A causa de pedir são os factos que servem de fundamento à ação (Art. 552º, nº1 d) do CPC). São
ocorrências da vida real que tal como são alegadas pelo autor fundamentam o efeito jurídico pretendido
pelo autor ao propor a ação, ou seja, fundamentam o pedido. Mas a causa de pedir terá de ser
concretizada, na medida em que a afirmação de factos ou de ocorrências da vida (ocorrências estas que
podem ser exteriores ou interiores ao ser humano – neste último caso, dor psicológica ou física,
depressão, ansiedade) tem que individualizar a pretensão para o efeito de conformação do objeto do
processo. Este núcleo de factos deve, assim, estar previsto por uma ou mais normas como causa do efeito
material pretendido (como causa do pedido). Este conceito é delimitado pelos factos jurídicos dos quais
procede a pretensão que o autor formula, cumprindo a este a alegação desses factos, pelo menos dos
factos essenciais, nos quais o juiz funda a sua decisão (não obstante o juiz poder atender também a factos
instrumentais que resultem da instrução ou da discussão e aos factos que sejam complemento ou
concretização de outros). Na verdade, mesmo que os factos não estejam previstos numa norma de direito
substantivo existe causa de pedir. Só que, dependendo dos casos, a pretensão do autor será julgada
improcedente ou haverá falta de interesse processual. Estas soluções traduzem, assim, a teoria da
substanciação, afastando-se assim a teoria da individualização prevista, entre nós, nos Arts. 552º, nº1 d)
e 581º, nº4 do CPC. Não é, portanto, suficiente ao autor (ou ao réu reconvinte) formular o pedido com
todas as possíveis causas de pedir que podem ser consideradas no processo (todos os factos alegados e
alegáveis). O excesso de informação pode acabar por confundir o juiz.

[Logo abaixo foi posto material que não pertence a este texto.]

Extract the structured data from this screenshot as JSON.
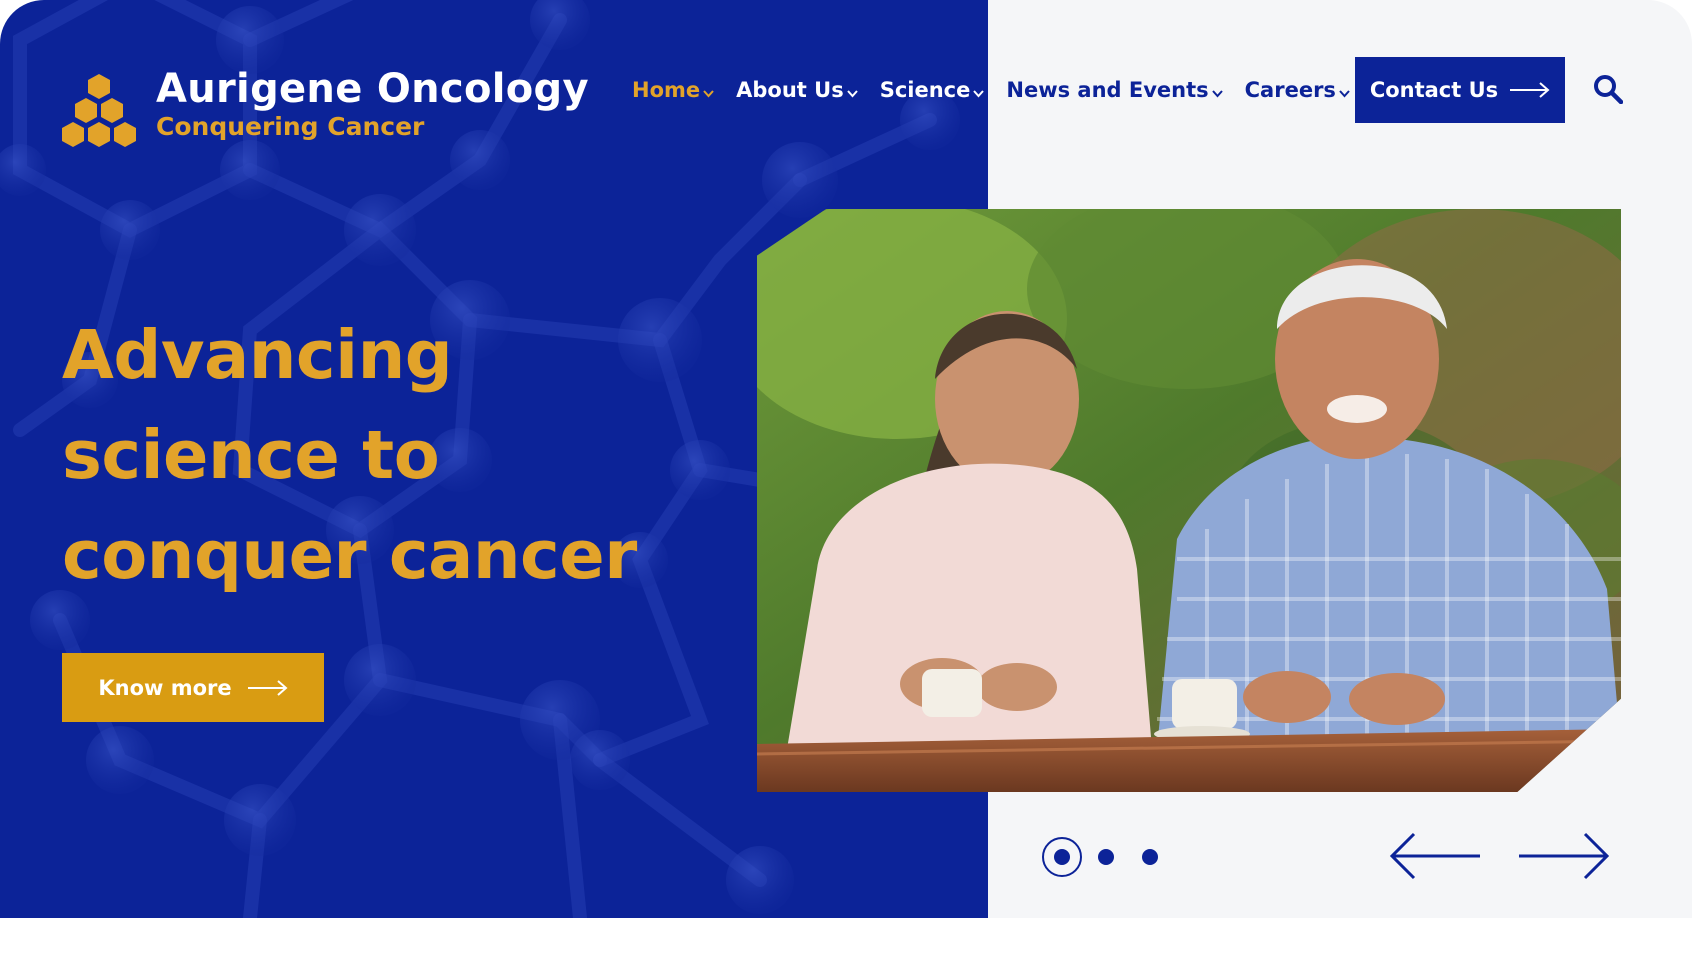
{
  "brand": {
    "name": "Aurigene Oncology",
    "tagline": "Conquering Cancer",
    "logo_icon": "honeycomb-logo-icon"
  },
  "nav": {
    "items": [
      {
        "label": "Home",
        "active": true
      },
      {
        "label": "About Us",
        "active": false
      },
      {
        "label": "Science",
        "active": false
      },
      {
        "label": "News and Events",
        "active": false
      },
      {
        "label": "Careers",
        "active": false
      }
    ],
    "contact_label": "Contact Us",
    "search_icon": "search-icon"
  },
  "hero": {
    "headline_line1": "Advancing",
    "headline_line2": "science to",
    "headline_line3": "conquer cancer",
    "cta_label": "Know more",
    "slide_count": 3,
    "active_slide": 1
  },
  "colors": {
    "brand_blue": "#0c2398",
    "brand_gold": "#e2a32a",
    "cta_gold": "#d99c12",
    "panel_bg": "#f5f6f8"
  }
}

Remédio Marques coloca-se numa posição intermédia entre as duas teorias, dizendo que: afastamos a
teoria da individualização pois para esta bastaria a identificação da norma que servisse de fundamento
aos factos e situamo-nos a meio das duas porque não podem ser quaisquer ocorrências da vida real, são
apenas os factos essenciais/principais (e não os factos instrumentais) que estão previstos na norma ou
nas normas que atribuem o direito subjetivo ao autor/ou ao réu reconvinte.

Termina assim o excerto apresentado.